By ALLAN H. MELTZER**
[**Mr. Meltzer is a professor at the Tepper School of Business, Carnegie Mellon University, and the author of "A History of the Federal Reserve" (Chicago, 2003 and 2010).]
Federal Reserve Chairman Ben Bernanke has explained his exit strategy to prevent future inflation. The Fed recently began to pay interest to banks on the reserves they hold in their vaults. Using this new tool, it claims the ability to get banks to keep the money instead of lending it out, thus containing the money supply and inflation.
I don't believe this will work, and no one else should.
The exit strategy is incomplete. Proponents are guilty of practicing economics without prices. They never say what the interest rate on reserves must be to get banks to hold the approximately $1 trillion of reserves above the minimum they're legally required to hold. That's the critical question.
The efforts to reduce inflation during the 1970s failed because they ended prematurely. And they ended prematurely when business, unions, Congress and the administration objected loudly to the rising unemployment accompanying higher interest rates. Today's high current and prospective unemployment rates pose a similar dilemma.
No economist doubts that the Fed can induce banks to hold some more reserves by paying interest. But how much?
Normally, banks' principal business is lending, and the interest rate they can get on their loans is more important than the interest they might get on their reserves. Once borrowing resumes, banks will increase loans and expand deposits. The current massive volume of excess reserves will melt into a greater money supply, and later higher inflation.
When will inflation start? The date is uncertain. But the triggering event will be either a sustained increase in bank lending or a large increase in Fed purchases of government debt. Perhaps both. Either one would trigger a sustained increase in money growth.

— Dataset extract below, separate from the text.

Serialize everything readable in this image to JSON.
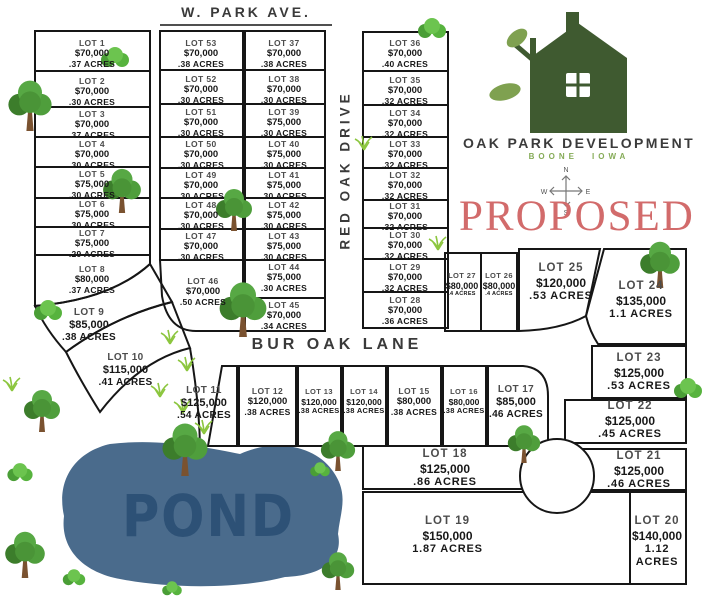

With the exception of the early years after Paul Volcker became Fed chairman in 1979, the Fed has paid no attention to money growth. There have always been some Fed bank presidents concerned about too much or too little money growth, but they have not affected decisions. That problem remains.
The Federal Reserve has a well-known dual mandate to prevent both inflation and unemployment. It chooses to act on only one part of its mandate at a time. That cannot be the best way to achieve both targets, and it has failed repeatedly to bring low inflation and low unemployment. For example, the policy implied by the famous Phillips Curve—which says you can trade off higher inflation for lower unemployment—failed in the 1970s. We got rising inflation and higher unemployment.
Mr. Volcker publicly and privately discarded the Phillips Curve in favor of bringing inflation down by high interest rates and better control of the money supply. The result: about 15 years of low inflation and low unemployment. But the Fed abandoned its success by keeping interest rates too low after 2003. And now the Phillips Curve is back in fashion, with strong support from the Fed Board of Governors.
Christina Romer, chairman of the Council of Economic Advisers, reminds us regularly about the Fed and the Treasury's tig ht-money mistakes in 1937 which aborted the recovery, and she warns against repeating these mistakes. The principle drivers behind the recovery in 1934-36 were the veterans' bonus in 1936 and a gold inflow following the 1934 devaluation of the dollar—accomplished by unilaterally raising the gold price. The bonus ended, and the Treasury began to sterilize gold inflows in 1937 by selling securities, while the Fed doubled reserve requirements. Monetary policy shifted from excessive ease to excessive restraint.
Nothing of the kind is called for today. Instead, the Fed should announce a policy for preventing inflation that reduces the enormous stock of excess reserves, such as by selling securities. And the Treasury or the Office of Management and Budget should announce a credible policy for reducing deficits. That would help to reduce the uncertainty about future taxes, spending and inflation.
Policies without prices hide the serious problem posed by excessive debt and reserves, and are not credible. Policy makers should develop and announce credible plans now.